「えっと、具体的に教えてくれる?どうしてYさんはそう思うの?私から見たらNさんは今までと変わらないように思うんだけど。」と聞くと、Yさんは最近のNさんについて詳しく話してくれました。
「この間、出勤日じゃないのに施設に来たんです。それで、どうしたんですか?って聞いたら、『主任から今日出てくれって言われて』って言うんです。でもそんな連絡はなかったし、主任に確認したらそんなことはお願いしていないって。Nさん、おかしいなぁって言いながらそのときは帰っていったんですけど…日付けを間違ったとかならわかるんですけど、そもそもそんなお願いはしていないらしいんですよ。おかしいと思いませんか?」
確かに、普通なら考えられないことだと思いました。また、このような話もしてくれました。

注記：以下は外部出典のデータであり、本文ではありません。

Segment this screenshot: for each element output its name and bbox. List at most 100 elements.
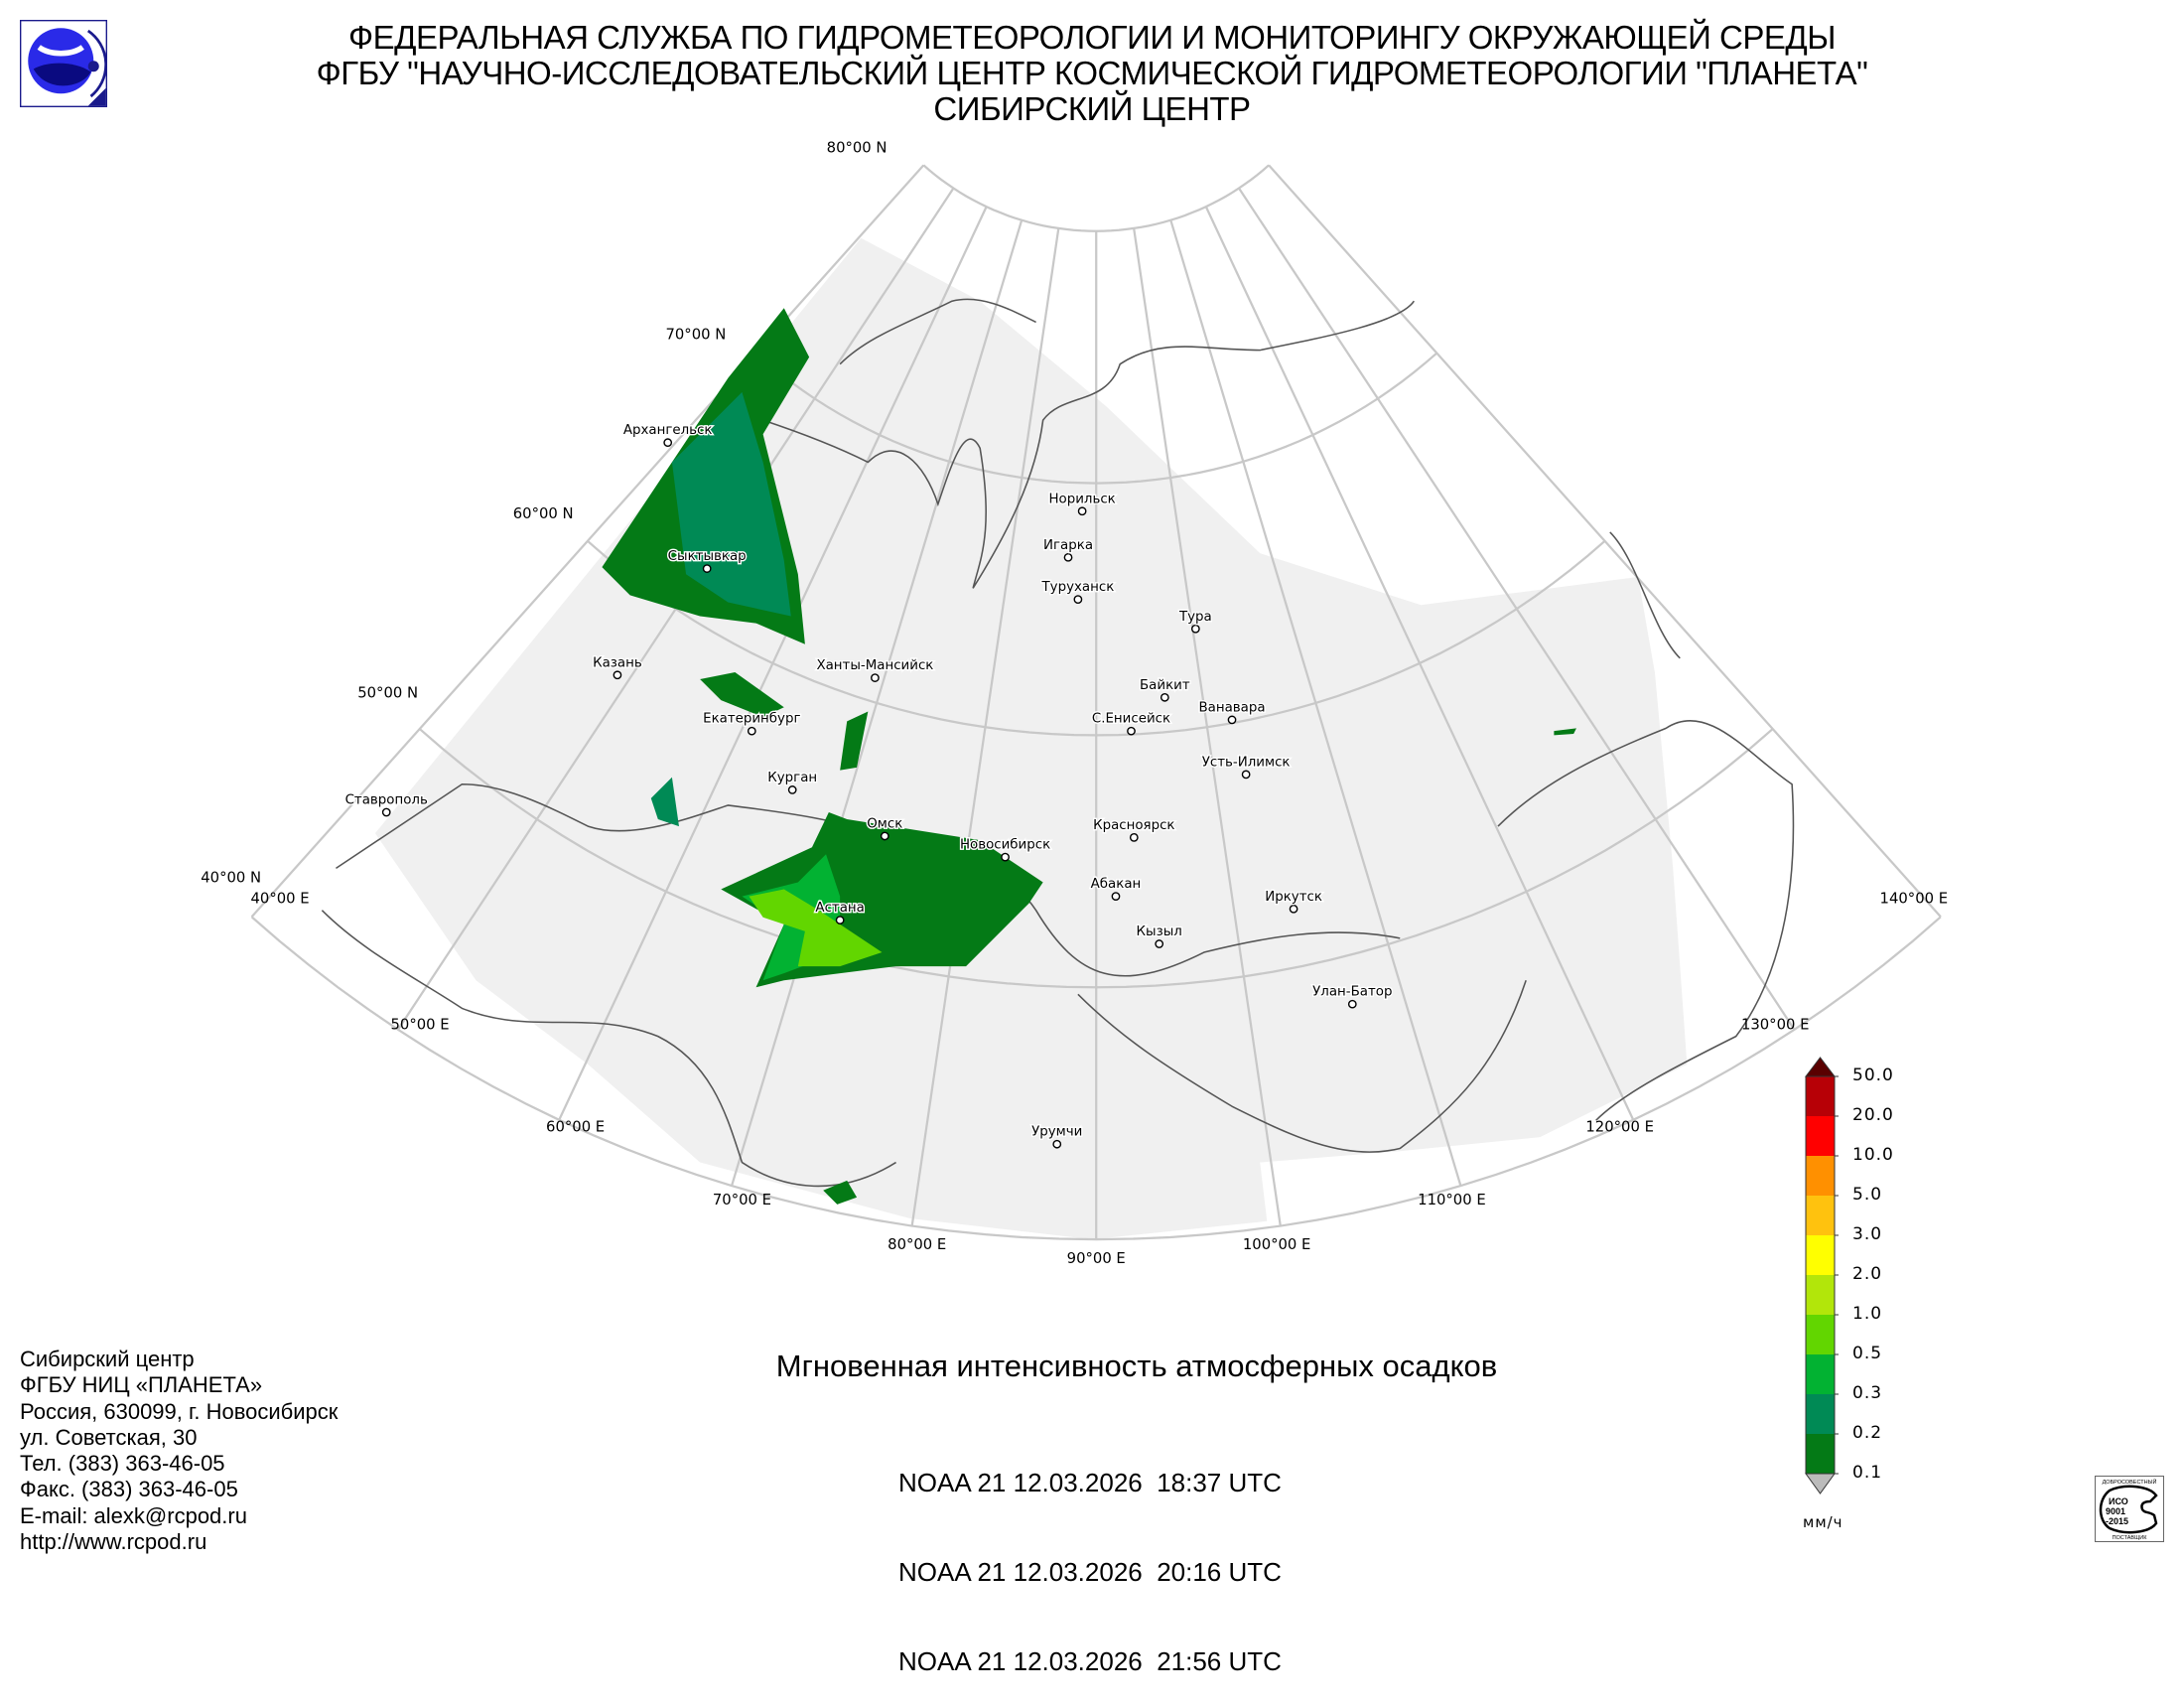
longitude-label: 70°00 E	[713, 1192, 771, 1208]
colorbar-tick-label: 5.0	[1852, 1185, 1883, 1205]
colorbar-segment	[1806, 1116, 1835, 1156]
longitude-label: 140°00 E	[1880, 891, 1949, 908]
latitude-label: 80°00 N	[827, 140, 887, 157]
city-marker-icon	[1129, 832, 1139, 842]
parallel-line	[754, 352, 1438, 485]
colorbar-segment	[1806, 1275, 1835, 1315]
header-title-line3: СИБИРСКИЙ ЦЕНТР	[933, 90, 1251, 127]
colorbar-tick-label: 0.1	[1852, 1463, 1883, 1483]
city-21: Кызыл	[1135, 924, 1183, 948]
city-label: Абакан	[1091, 876, 1142, 892]
city-7: Омск	[866, 815, 904, 841]
colorbar-segment	[1806, 1315, 1835, 1354]
city-label: Новосибирск	[960, 837, 1050, 853]
city-marker-icon	[1111, 892, 1121, 901]
precip-area-kazakhstan-light	[749, 889, 883, 967]
city-marker-icon	[747, 726, 756, 736]
city-19: Абакан	[1089, 875, 1143, 901]
colorbar-segment	[1806, 1076, 1835, 1116]
city-18: Красноярск	[1092, 816, 1176, 842]
colorbar-segment	[1806, 1196, 1835, 1235]
city-10: Норильск	[1047, 491, 1117, 516]
precip-area-west	[650, 777, 679, 827]
city-label: Усть-Илимск	[1202, 755, 1291, 770]
city-marker-icon	[1127, 726, 1136, 736]
city-label: Ванавара	[1198, 700, 1265, 715]
header-title-line1: ФЕДЕРАЛЬНАЯ СЛУЖБА ПО ГИДРОМЕТЕОРОЛОГИИ …	[348, 19, 1836, 56]
city-marker-icon	[1227, 715, 1237, 725]
parallel-line	[587, 539, 1606, 737]
city-label: Казань	[593, 655, 642, 670]
contact-line: Сибирский центр	[20, 1347, 195, 1371]
city-marker-icon	[1073, 595, 1083, 604]
city-0: Архангельск	[621, 422, 714, 448]
city-marker-icon	[871, 673, 880, 682]
parallel-line	[250, 916, 1942, 1241]
city-marker-icon	[787, 785, 797, 794]
longitude-labels: 40°00 E 50°00 E 60°00 E 70°00 E 80°00 E 90°00…	[250, 891, 1948, 1267]
city-markers: Архангельск Сыктывкар Казань Екатеринбург Ст…	[343, 422, 1394, 1149]
city-1: Сыктывкар	[666, 548, 748, 573]
coastlines-borders	[321, 298, 1795, 1188]
city-label: Сыктывкар	[668, 549, 747, 564]
city-8: Новосибирск	[959, 835, 1052, 862]
pass-line: NOAA 21 12.03.2026 20:16 UTC	[898, 1557, 1282, 1587]
city-marker-icon	[1077, 506, 1087, 516]
colorbar-tick-label: 2.0	[1852, 1264, 1883, 1284]
city-marker-icon	[1001, 852, 1010, 862]
longitude-label: 80°00 E	[887, 1236, 946, 1253]
city-marker-icon	[613, 670, 622, 680]
city-22: Улан-Батор	[1311, 983, 1394, 1009]
city-label: Игарка	[1043, 538, 1093, 553]
city-label: Тура	[1178, 610, 1212, 625]
colorbar	[1804, 1057, 1839, 1494]
city-label: Норильск	[1048, 492, 1115, 506]
satellite-passes: NOAA 21 12.03.2026 18:37 UTC NOAA 21 12.…	[898, 1408, 1282, 1706]
city-4: Ставрополь	[343, 791, 429, 817]
city-label: Екатеринбург	[703, 711, 800, 727]
colorbar-over-triangle	[1804, 1057, 1837, 1077]
longitude-label: 100°00 E	[1243, 1236, 1311, 1253]
product-title: Мгновенная интенсивность атмосферных оса…	[775, 1349, 1498, 1383]
colorbar-segment	[1806, 1434, 1835, 1474]
colorbar-tick-label: 3.0	[1852, 1224, 1883, 1244]
city-label: Красноярск	[1093, 818, 1174, 833]
precip-area-band	[840, 711, 869, 771]
colorbar-segment	[1806, 1394, 1835, 1434]
city-label: Курган	[767, 771, 817, 785]
parallel-line	[922, 164, 1270, 232]
city-17: Усть-Илимск	[1200, 754, 1292, 780]
colorbar-under-triangle	[1805, 1473, 1836, 1494]
latitude-label: 40°00 N	[201, 869, 261, 886]
colorbar-tick-label: 10.0	[1852, 1145, 1894, 1165]
longitude-label: 90°00 E	[1067, 1250, 1126, 1267]
colorbar-segment	[1806, 1156, 1835, 1196]
precipitation-areas	[602, 308, 1576, 1205]
city-12: Туруханск	[1039, 579, 1116, 604]
colorbar-segment	[1806, 1354, 1835, 1394]
precip-area-northwest-moderate	[671, 391, 791, 617]
colorbar-tick-label: 0.2	[1852, 1423, 1883, 1443]
city-3: Екатеринбург	[702, 709, 802, 736]
city-marker-icon	[1241, 770, 1251, 780]
colorbar-legend: мм/ч 50.0 20.0 10.0 5.0 3.0 2.0 1.0 0.5 0.3 0.2 0.…	[1797, 1053, 1956, 1531]
contact-line: ул. Советская, 30	[20, 1424, 198, 1450]
city-marker-icon	[1155, 939, 1164, 948]
city-label: Байкит	[1140, 678, 1190, 693]
longitude-label: 40°00 E	[250, 891, 309, 908]
longitude-label: 110°00 E	[1418, 1192, 1486, 1208]
city-label: Кызыл	[1137, 924, 1182, 939]
city-15: Ванавара	[1197, 699, 1267, 725]
parallel-line	[419, 728, 1774, 989]
longitude-label: 130°00 E	[1741, 1017, 1810, 1034]
city-marker-icon	[1052, 1139, 1062, 1149]
city-23: Урумчи	[1030, 1123, 1084, 1149]
city-marker-icon	[1190, 624, 1200, 634]
city-label: Иркутск	[1265, 890, 1322, 905]
city-2: Казань	[592, 654, 643, 680]
contact-website: http://www.rcpod.ru	[20, 1529, 207, 1555]
colorbar-tick-label: 0.5	[1852, 1344, 1883, 1363]
contact-email: E-mail: alexk@rcpod.ru	[20, 1502, 247, 1528]
city-marker-icon	[1063, 552, 1073, 562]
city-label: Астана	[815, 901, 864, 916]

「その次の日、なんかNさんおかしいなと思ってユニットでの様子をこっそり見ていたんですよ。そうしたら、5分前にトイレに行ったばかりの利用者さんをもう一度トイレに連れて行ったんです!その方は自分でトイレに行きたいと言えない人で、介護職員が時間を見て誘導する方なんです。私が思わず、『Nさん、さっきトイレ行ったんじゃなかったですか?』って声をかけたら、『そうだっけ?忘れちゃった。』って笑うんですよ。」
Yさんは、泣きそうな顔で私に話してくれました。その表情から、YさんがNさんを心から心配していることと、利用者さんの生活に影響が出ていることを案じているのがわかりました。
「確かに、それはおかしいね。Nさんの異変を感じている職員は他にもいるの?」と問うと、「多分今のところ私だけだと思います。Nさん、普通なときは普通だから…。でもあの調子じゃユニットで毎日関わっている他の職員もすぐ気付きますよ。」と答えました。
「わかった。私も気を付けてNさんの様子を見てみるね。また何かあったら教えてくれる?」そう伝え、話を終えました。